Boeing, Otomobil ve Burbon Gibi Semboller Hedefte
Misilleme paketinde Boeing uçakları, ABD yapımı otomobiller, endüstriyel makineler ve burbon viski gibi sembolik ürünlerin öne çıktığı bildiriliyor. Bu ürünler, hem siyasi baskı gücü yüksek hem de yüksek katma değerli oldukları için Washington’a yönelik en sert ekonomik yanıt niteliğinde.
Avrupa Komisyonu Sözcüsü yaptığı açıklamada, “AB, orantılı ve meşru adımlarla karşılık vermeye hazırdır” diyerek Brüksel’in bu hamleyi sadece ekonomik değil, ilkesel bir savunma refleksi olarak gördüğünü belirtti.
Ticaret Hacminde Risk: Transatlantik Gerilim 200 Milyar Euroyu Etkileyebilir
AB ile ABD arasındaki toplam ticaret hacmi 2024 sonunda 800 milyar euroyu aşarken, bu tarz yüksek oranlı tarifeler iki taraf arasında en az 200 milyar euroluk riskli mal grubunu doğrudan etkileyebilir. Otomotiv, havacılık ve alkollü içecekler gibi sektörlerin önümüzdeki 3–6 aylık dönem için belirsizlikle boğuşması bekleniyor.

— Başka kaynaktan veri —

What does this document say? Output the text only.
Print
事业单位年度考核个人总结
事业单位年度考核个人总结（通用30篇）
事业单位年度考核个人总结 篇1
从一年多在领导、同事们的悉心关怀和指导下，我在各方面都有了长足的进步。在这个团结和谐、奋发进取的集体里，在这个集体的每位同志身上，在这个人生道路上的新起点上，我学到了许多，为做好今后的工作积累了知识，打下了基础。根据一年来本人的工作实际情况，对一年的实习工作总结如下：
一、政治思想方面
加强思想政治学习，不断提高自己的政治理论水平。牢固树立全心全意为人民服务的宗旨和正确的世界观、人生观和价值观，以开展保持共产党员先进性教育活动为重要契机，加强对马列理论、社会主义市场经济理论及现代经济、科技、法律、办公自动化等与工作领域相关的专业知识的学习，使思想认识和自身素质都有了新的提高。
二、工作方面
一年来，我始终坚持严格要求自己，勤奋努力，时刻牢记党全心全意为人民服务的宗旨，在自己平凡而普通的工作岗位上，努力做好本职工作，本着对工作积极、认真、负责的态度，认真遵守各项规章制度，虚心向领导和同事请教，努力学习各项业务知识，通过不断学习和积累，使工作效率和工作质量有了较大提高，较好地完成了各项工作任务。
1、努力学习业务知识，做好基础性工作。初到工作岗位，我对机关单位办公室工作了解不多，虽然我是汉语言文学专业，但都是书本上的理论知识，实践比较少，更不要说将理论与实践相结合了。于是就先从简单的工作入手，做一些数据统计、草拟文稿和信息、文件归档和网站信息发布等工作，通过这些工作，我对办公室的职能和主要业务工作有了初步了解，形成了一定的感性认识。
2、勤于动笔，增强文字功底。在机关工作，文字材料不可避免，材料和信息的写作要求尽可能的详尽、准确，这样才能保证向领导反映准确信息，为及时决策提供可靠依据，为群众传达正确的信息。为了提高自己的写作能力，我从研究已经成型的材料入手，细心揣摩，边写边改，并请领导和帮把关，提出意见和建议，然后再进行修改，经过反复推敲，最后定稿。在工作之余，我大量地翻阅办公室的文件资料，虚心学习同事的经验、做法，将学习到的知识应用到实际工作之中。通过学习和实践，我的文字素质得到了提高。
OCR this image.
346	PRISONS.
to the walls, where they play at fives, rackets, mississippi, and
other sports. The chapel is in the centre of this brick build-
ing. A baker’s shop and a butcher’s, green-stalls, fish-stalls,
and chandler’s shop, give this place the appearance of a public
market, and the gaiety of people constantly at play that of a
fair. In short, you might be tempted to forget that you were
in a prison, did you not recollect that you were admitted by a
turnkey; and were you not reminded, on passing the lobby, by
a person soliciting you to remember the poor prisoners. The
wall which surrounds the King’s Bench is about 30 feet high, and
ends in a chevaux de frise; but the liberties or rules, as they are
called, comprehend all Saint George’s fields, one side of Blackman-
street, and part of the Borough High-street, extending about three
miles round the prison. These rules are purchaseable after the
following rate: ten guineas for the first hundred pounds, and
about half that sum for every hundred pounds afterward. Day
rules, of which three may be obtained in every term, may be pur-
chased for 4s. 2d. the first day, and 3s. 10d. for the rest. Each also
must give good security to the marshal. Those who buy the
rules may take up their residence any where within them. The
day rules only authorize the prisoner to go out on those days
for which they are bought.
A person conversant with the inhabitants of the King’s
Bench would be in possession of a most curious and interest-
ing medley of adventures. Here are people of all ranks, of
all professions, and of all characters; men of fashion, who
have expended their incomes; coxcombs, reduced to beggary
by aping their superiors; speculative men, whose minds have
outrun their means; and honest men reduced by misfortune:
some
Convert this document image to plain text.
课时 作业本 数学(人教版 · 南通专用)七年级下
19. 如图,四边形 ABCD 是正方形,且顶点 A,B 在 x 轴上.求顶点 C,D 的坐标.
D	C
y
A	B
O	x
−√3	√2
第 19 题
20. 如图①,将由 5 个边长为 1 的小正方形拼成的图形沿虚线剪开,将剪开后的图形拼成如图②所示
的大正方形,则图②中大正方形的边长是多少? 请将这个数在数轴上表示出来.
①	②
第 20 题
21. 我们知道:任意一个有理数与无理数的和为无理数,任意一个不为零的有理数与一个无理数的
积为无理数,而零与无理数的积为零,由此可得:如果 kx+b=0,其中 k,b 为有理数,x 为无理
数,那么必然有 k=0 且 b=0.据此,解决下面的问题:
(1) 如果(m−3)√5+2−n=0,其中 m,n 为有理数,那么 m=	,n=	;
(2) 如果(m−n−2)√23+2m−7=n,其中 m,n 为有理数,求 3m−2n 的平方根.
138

Trump’ın tarifeleri iç siyasette “ulusal çıkarları koruma” söylemiyle pazarlarken, AB ise bu girişimi doğrudan “korumacı saldırı” olarak yorumluyor.
BS EKONOMİ NOTU:
Avrupa’nın Trump’a karşı hazırladığı bu misilleme paketi, sadece ticari bir adım değil; küresel tedarik zincirleri, yatırım akışları ve kur savaşları açısından yeni bir dönemin sinyalidir.
Boeing gibi büyük sanayi şirketlerinin doğrudan hedef alınması, ABD’nin sanayi ihracatına vurulacak stratejik bir darbedir. Otomotiv ve havacılıkta AB merkezli üreticilerin lehine yeni fiyat avantajları yaratabilir.
Tarife savaşı, aynı zamanda dolar-euro paritesinde oynaklık yaratabilir ve Avrupa Merkez Bankası’nın faiz patikası üzerinde dolaylı baskı oluşturabilir.
Özellikle Fransa ve Almanya, kendi iç pazarlarını koruma refleksiyle Trump’a karşı net pozisyon alırken, bu süreç seçim dönemine giren ABD’de Trump’ın ekonomik gücünü sınama fırsatına da dönüşebilir.